Häufig gestellte Fragen
Worum geht es in dieser wissenschaftlichen Arbeit grundsätzlich?
Die Arbeit beschäftigt sich mit einer tiefgehenden Analyse und Interpretation des Sonetts „Verfall“ von Georg Trakl aus dem Jahr 1913.
Was sind die zentralen Themenfelder der Publikation?
Zentral sind die Auseinandersetzung mit dem Verfallsbegriff, die Rolle der Melancholie in Trakls Lyrik, die formale Struktur eines Sonetts sowie die biographische Verbindung zwischen dem Dichter und seinem Werk.
Welches primäre Ziel verfolgt die Forschungsarbeit?
Das Ziel ist es, Trakls spezifisches Verständnis von „Verfall“ aus dem Gedicht herauszukristallisieren und aufzuzeigen, wie er persönliche Schuldgefühle und eine apokalyptische Vorahnung auf den Krieg poetisch verarbeitet.
Welche wissenschaftlichen Methoden finden Anwendung?
Es wird eine kombinierte Analyse angewandt: Einerseits eine formale Untersuchung (Metrum, Reimschema, Alliterationen), andererseits eine inhaltlich-interpretatorische Analyse unter Einbezug biographischer und literaturwissenschaftlicher Sekundärquellen.
Was wird im Hauptteil der Arbeit behandelt?
Der Hauptteil gliedert sich in eine detaillierte Analyse der vier Strophen des Sonetts sowie eine interpretatorische Einordnung, die sich mit Trakls typischer Stilistik, seiner Farbsymbolik und dem Kontext seiner Epoche befasst.

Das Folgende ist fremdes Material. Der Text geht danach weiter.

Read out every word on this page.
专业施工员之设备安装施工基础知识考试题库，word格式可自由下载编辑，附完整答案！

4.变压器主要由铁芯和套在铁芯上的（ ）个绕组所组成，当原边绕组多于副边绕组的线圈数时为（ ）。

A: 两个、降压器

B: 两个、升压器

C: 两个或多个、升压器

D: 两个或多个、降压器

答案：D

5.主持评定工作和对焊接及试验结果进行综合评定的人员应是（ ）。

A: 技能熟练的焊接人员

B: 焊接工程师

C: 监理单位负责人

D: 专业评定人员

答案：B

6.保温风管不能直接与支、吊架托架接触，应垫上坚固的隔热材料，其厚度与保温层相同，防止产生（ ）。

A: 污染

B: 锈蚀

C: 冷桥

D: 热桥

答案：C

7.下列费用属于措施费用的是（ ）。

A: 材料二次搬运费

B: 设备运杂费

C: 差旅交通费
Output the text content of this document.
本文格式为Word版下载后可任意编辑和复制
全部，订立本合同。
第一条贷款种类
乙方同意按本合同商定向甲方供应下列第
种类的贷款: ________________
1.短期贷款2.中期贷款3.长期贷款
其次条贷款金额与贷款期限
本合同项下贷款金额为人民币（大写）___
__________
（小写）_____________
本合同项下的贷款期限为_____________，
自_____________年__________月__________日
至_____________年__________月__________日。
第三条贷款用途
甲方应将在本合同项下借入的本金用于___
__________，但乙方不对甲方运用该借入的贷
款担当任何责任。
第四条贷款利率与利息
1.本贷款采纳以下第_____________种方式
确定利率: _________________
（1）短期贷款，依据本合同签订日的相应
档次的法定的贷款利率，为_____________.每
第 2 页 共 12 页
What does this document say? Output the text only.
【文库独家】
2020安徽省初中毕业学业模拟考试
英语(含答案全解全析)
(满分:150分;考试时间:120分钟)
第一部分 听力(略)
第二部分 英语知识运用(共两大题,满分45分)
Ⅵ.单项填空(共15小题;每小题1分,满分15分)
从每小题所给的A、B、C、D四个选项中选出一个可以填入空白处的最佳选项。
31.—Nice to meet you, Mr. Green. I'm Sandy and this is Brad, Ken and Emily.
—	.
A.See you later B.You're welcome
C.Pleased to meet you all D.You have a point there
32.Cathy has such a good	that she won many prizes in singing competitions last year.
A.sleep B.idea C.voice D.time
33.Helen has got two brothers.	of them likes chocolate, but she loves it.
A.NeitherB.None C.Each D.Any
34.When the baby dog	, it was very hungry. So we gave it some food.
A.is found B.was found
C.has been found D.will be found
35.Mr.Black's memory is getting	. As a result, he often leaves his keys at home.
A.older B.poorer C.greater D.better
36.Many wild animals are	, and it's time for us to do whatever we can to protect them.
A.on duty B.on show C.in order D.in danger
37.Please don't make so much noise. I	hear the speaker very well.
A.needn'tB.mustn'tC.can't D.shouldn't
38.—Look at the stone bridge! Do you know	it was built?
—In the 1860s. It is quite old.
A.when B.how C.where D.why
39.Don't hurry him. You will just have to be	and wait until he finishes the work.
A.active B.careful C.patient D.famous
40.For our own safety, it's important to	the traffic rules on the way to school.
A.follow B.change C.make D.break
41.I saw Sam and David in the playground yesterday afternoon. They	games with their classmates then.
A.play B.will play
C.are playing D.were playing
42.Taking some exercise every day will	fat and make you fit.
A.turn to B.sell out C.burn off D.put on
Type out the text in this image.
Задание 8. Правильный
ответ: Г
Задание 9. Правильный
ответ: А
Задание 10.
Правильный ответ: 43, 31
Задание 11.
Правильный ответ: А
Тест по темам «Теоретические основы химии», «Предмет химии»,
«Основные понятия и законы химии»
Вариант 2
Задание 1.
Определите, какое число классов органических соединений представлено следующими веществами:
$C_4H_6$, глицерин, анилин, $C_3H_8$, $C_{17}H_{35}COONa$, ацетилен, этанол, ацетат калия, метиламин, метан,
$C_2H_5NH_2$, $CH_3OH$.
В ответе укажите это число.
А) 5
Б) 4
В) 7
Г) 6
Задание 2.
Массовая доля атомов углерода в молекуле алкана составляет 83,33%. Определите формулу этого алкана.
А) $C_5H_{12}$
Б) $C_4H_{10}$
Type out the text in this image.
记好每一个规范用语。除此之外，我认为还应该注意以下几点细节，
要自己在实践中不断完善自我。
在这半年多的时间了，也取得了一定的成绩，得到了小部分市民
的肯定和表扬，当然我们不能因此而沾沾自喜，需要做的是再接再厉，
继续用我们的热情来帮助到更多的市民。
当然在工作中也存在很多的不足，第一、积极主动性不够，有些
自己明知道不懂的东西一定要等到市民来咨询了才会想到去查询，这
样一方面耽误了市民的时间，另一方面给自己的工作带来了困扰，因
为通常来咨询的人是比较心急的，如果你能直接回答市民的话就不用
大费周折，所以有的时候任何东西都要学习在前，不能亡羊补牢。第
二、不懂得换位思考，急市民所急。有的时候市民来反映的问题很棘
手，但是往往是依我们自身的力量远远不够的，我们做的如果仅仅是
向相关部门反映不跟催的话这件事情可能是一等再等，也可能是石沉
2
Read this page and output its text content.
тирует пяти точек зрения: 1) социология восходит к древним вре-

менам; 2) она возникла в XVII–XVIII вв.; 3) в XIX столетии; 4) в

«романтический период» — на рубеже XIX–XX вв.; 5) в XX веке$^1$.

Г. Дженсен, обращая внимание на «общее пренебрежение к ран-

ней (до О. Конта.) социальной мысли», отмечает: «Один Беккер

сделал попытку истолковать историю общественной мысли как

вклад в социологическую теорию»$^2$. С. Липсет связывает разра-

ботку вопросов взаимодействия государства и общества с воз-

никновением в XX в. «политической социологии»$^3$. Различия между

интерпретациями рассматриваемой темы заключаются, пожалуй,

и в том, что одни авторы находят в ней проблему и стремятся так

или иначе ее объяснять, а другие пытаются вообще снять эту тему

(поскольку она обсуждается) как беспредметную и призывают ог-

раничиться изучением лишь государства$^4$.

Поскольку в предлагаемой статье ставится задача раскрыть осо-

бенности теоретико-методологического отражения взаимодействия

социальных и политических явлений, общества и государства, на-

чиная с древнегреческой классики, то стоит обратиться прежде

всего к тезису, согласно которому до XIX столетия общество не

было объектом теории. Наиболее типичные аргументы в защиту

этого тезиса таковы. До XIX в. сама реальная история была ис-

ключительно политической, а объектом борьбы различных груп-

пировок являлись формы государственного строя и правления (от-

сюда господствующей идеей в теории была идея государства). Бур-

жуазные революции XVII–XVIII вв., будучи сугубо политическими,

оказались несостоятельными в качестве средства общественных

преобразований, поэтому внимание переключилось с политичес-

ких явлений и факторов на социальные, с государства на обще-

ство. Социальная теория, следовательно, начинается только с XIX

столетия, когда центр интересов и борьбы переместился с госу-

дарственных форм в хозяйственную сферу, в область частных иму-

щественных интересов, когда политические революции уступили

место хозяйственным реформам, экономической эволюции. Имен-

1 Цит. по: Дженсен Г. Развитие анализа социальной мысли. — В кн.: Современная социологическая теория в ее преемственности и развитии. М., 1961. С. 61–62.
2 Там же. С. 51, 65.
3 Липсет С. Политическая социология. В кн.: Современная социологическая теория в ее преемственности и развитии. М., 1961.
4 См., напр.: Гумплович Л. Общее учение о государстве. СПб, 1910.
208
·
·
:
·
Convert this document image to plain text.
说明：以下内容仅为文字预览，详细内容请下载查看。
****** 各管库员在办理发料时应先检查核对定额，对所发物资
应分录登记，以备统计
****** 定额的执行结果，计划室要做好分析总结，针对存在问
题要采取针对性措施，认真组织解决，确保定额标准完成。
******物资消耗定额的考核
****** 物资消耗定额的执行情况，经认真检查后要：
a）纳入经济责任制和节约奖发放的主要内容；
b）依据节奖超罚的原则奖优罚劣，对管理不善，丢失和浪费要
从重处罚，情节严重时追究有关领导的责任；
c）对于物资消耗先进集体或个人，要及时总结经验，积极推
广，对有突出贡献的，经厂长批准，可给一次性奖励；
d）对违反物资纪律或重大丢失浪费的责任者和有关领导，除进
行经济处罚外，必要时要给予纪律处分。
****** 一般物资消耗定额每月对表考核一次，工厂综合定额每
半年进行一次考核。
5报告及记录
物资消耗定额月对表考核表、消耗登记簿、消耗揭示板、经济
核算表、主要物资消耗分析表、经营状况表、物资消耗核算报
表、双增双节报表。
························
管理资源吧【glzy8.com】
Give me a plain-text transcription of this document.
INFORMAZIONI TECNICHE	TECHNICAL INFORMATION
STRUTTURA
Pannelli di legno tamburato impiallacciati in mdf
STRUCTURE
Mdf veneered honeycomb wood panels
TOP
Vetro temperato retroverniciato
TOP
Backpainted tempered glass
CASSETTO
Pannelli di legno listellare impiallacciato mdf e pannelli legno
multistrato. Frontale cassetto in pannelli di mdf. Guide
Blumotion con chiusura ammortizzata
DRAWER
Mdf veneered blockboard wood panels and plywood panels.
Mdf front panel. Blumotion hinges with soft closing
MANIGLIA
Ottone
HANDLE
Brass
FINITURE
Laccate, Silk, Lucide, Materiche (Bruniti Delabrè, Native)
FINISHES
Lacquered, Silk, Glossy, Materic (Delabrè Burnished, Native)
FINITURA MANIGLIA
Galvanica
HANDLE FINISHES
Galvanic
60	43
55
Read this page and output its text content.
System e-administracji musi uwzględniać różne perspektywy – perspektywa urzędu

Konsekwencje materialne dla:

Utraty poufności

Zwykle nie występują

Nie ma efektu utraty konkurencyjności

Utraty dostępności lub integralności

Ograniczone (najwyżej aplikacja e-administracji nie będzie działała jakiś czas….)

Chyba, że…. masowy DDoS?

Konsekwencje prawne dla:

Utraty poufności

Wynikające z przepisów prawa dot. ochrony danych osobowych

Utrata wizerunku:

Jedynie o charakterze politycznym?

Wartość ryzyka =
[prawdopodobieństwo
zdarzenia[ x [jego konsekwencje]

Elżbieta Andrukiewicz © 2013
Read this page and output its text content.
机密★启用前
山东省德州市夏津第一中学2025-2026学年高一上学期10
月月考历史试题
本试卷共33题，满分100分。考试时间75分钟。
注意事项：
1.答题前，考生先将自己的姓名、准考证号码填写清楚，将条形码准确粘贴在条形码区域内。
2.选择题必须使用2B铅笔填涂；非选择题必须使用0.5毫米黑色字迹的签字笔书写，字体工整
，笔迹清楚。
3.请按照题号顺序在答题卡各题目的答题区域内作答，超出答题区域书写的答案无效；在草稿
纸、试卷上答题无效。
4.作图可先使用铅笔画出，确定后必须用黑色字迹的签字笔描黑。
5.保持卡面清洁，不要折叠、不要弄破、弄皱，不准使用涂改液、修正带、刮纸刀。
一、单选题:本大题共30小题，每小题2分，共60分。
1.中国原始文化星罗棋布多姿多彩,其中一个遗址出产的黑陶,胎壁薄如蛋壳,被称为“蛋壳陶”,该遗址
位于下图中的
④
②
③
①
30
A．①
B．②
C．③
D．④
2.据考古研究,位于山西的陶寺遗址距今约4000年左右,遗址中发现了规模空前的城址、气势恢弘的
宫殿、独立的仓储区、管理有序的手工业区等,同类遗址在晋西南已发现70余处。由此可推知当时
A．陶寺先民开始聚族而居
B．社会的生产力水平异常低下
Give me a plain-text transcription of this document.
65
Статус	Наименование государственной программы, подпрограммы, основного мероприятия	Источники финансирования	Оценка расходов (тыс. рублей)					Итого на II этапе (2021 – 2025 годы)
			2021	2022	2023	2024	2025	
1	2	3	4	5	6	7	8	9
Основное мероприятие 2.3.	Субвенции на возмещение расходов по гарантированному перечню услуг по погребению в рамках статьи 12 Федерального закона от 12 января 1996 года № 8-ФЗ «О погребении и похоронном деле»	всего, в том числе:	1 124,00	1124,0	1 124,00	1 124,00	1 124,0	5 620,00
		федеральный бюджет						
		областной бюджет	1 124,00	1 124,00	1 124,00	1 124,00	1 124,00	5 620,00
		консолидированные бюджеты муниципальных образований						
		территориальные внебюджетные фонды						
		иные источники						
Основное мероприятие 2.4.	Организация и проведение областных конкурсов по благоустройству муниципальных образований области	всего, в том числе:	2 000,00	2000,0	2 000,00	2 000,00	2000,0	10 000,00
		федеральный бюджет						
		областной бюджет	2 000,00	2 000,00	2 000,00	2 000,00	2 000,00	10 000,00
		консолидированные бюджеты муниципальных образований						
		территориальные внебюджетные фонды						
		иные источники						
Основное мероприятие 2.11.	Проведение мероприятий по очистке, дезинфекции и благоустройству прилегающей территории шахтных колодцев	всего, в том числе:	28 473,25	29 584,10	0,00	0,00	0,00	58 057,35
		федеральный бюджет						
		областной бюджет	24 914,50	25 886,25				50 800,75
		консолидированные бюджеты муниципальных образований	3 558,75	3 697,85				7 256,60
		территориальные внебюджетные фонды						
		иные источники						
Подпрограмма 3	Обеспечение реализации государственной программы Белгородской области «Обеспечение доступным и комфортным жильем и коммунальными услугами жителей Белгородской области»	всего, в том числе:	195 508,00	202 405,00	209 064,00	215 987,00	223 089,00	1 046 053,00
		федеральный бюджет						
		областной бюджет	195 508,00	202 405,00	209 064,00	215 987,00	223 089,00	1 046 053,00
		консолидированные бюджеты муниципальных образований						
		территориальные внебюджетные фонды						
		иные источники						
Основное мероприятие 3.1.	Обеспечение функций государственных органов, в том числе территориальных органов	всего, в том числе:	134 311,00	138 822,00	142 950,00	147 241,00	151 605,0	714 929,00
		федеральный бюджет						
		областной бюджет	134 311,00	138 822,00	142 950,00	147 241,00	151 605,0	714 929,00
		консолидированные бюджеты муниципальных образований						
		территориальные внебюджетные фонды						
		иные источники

Welche Schlüsselwörter charakterisieren die Arbeit am besten?
Besonders prägend sind die Begriffe: Georg Trakl, Verfall, Expressionismus, Todesverfallenheit, Lebenssehnsucht, existenzielle Krise und Symbolik.
Inwiefern beeinflusste Trakls Leben die Gestaltung des Gedichts „Verfall“?
Die Arbeit legt dar, dass Trakls eigene psychische Labilität, seine Drogenabhängigkeit und seine Schuldgefühle sich direkt in der düsteren Bildsprache und der Thematisierung von Tod und Untergang in diesem Gedicht widerspiegeln.
Wie deutet die Arbeit die Rolle des Krieges in diesem Sonett?
Der Autor argumentiert, dass das Gedicht als eine Art „Seher-Dichtung“ fungiert, in der Trakl intuitiv die Katastrophe des Ersten Weltkriegs und die allgemeine gesellschaftliche Stimmung der Zeit in den Verfall der Natur projiziert.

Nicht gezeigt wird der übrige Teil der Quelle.